Due to the pandemic and travel restrictions as well as the previously alarming covid-situation in Stockholm (lately the so-called incidence has been no worse or even better than in Helsinki) I have not visited my second home there since January 2020. At that time, before my ARA (Arts Research Africa) residency in Johannesburg, I kick-started this project – “Meetings with Remarkable and Unremarkable Trees” – by initiating a pen pal relationship with a small pine tree on Hundudden in Stockholm. The first three weekly sessions and letters (in Swedish) are recorded on the RC, here:
And now, a few days ago, a fourth one was finally added to them. The letter I wrote as farewell – in Swedish, too – is inserted on the same page with the previous letters, here.
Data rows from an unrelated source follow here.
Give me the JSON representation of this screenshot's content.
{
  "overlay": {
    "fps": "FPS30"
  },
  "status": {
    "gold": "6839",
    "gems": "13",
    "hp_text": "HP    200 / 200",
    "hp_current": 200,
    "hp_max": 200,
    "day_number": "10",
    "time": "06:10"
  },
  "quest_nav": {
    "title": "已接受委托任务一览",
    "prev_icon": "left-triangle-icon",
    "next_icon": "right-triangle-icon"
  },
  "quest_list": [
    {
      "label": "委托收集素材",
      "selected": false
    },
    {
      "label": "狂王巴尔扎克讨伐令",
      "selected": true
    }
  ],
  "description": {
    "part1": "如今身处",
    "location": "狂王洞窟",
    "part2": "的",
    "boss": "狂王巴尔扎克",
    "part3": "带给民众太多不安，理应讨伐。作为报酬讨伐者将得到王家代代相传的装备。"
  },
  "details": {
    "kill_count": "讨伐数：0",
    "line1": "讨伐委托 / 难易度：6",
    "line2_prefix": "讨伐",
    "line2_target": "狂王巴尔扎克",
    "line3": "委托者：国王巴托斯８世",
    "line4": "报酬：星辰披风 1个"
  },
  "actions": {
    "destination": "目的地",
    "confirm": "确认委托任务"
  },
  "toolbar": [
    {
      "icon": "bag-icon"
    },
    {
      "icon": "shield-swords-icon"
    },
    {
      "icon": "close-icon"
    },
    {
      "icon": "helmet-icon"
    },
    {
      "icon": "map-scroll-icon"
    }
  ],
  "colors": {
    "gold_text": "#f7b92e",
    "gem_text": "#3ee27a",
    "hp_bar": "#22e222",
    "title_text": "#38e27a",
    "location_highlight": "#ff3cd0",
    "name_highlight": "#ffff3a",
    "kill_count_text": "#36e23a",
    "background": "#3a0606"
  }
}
When travelling to Stockholm via Grisslehamn, from Eckerö, where I am enjoying a residency in the historical Post and Customs House during the month of July, I was not sure whether I should carry my camera with me. My main reason for visiting was fetching some hard drives and books, trying to rescue what was left of my many houseplants and cleaning the small flat after one and a half years of neglect. After the trip I realise that taking leave of the pine on Hundudden and closing that ill-fated part of the project, was actually most important, and made it possible for me to think of returning to Stockholm with new plans and ideas. It was also great to see that the pine was fine, unlike the poor birch next to it, which had completely dried out and probably died in the drought.
By saying farewell to the small pine on Hundudden I am by no means abandoning pines in general, on the contrary. I am slowly developing a project with the working title “Talar med tallar” or Talking with Pines. One option for a motto could be a quote from Anna Tsing: “If you ever wanted to be impressed by the historical force of plants, you might do well to start with pines.” (Tsing 2015, 169).